Bullying is a form of bigotry where a person or a group of people are cast out and made to be the "other" just for being who they are. In doing so, it makes it easier for a mob mentality to take over because of the fear of being cast out like the current victim. The sense of separation or difference is a recurrent theme in history and literature, normally seen as a societal institution. What is happening with students today is not a segregation ruled by a set of laws, but rather by a set of cultural assumptions. These assumptions can be so quiet that they go almost unnoticed to many, where a careless joke or a snap judgment seems harmless and free of malice.

Often what is seen is the eruption. It is the hallway fight, everyday fear, or suicide attempt. The relentless verbal and physical abuse permeates into the fulfillment of happiness. Cultural values spoken in words and written on pages teach us that all people are created equal, and all should have access to the freedom of opportunity, but is this the assumption? When a student is made to feel as the "other" there is a direct limitation on his or her education and social standing. They are made to feel that they do not belong, that there are different rules for them, and live in fear. The victim of bullying cannot cash in the daily promissory note for the amount of inalienable freedom they deserve.

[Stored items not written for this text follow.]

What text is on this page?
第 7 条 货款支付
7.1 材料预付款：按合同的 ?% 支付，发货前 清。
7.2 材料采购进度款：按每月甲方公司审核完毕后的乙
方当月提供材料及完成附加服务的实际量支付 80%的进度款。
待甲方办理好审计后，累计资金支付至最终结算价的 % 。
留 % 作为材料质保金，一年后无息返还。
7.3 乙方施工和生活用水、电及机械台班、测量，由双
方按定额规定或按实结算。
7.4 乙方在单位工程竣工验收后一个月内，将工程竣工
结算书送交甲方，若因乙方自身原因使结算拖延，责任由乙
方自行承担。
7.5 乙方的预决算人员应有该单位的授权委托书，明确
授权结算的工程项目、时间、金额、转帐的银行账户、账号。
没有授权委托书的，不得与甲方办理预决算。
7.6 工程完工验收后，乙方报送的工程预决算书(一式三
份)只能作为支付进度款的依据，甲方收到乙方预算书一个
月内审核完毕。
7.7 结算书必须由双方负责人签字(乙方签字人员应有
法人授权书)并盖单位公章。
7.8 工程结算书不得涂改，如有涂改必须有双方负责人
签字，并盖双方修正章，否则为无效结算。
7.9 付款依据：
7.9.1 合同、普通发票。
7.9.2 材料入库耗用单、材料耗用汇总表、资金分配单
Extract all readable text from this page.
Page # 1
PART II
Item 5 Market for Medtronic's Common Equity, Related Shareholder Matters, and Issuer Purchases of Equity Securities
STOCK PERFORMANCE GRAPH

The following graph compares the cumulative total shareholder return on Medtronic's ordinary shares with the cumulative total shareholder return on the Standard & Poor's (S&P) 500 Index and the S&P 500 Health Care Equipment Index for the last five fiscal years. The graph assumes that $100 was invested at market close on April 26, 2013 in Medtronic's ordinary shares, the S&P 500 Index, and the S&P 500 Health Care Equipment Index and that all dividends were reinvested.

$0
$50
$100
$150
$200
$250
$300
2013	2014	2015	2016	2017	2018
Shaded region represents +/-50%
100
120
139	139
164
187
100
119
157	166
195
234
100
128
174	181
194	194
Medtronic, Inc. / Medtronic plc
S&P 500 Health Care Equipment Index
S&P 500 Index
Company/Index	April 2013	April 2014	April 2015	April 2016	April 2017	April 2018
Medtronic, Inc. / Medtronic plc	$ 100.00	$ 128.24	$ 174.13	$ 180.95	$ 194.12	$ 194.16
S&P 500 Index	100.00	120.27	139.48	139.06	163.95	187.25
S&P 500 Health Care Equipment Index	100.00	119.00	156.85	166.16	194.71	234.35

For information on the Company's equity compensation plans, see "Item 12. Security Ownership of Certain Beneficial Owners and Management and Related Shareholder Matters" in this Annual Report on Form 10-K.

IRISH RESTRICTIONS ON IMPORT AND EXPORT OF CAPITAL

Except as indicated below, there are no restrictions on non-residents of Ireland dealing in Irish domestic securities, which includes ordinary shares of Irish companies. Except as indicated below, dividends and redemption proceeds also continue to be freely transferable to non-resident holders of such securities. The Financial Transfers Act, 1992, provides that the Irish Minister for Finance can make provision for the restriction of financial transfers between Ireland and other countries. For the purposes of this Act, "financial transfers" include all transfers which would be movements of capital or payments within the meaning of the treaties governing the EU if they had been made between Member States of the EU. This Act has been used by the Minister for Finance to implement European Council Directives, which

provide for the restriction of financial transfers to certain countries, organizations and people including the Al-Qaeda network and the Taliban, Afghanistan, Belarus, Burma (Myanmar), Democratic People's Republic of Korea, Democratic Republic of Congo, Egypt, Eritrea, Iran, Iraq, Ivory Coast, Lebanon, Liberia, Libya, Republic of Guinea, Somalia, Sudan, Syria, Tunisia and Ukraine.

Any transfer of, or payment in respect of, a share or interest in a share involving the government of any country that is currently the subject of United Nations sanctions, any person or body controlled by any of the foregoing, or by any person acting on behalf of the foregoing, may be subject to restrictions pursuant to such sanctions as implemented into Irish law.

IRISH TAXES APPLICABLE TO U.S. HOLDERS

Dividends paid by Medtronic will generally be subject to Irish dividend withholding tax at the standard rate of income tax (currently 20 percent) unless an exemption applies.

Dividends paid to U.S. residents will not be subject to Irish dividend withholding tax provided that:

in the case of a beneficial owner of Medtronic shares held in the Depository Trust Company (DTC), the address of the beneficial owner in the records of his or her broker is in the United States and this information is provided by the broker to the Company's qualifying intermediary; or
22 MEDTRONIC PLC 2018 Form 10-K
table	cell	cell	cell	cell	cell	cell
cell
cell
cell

This is an identified injustice where more and more citizens are standing up and saying, "no more." It is a time to take direct action in the soul of each day in order to alter the silent cultural assumption that separating each other is a part of how society works. It is time to mature the common empathy that recognizes diversity as a source of prosperity, and confrontation as the root of stagnation. In the shadow of a dream, it is time broaden Martin Luther King Jr.'s core message on the segregated south and the slums of north into the lunch rooms, hallways, and social networks. It is a movement deep into a cultural disobedience where the flame of the bully is put out by denying the fuel of attention.

It is a lot to ask of a teenager to be an individual and not hide in the nook of a clique or as a faceless member of a crowd. In fact, it feels uneasy, even for adults, to appeal to the truth they know in the intense recesses of the heart. Yet there must be a reinvention of direct action. It may not be the spinning wheel of Gandhi or the rallies of King, but it can be done with the exact weapon of the bully. Social acceptability is how the bully defines one to be an "other" and how the freedom fighter reduces alienation. Direct action on this front asks you to be your own personality, and to recognize people not as groups, but as individuals equal in the evaluation of human rights.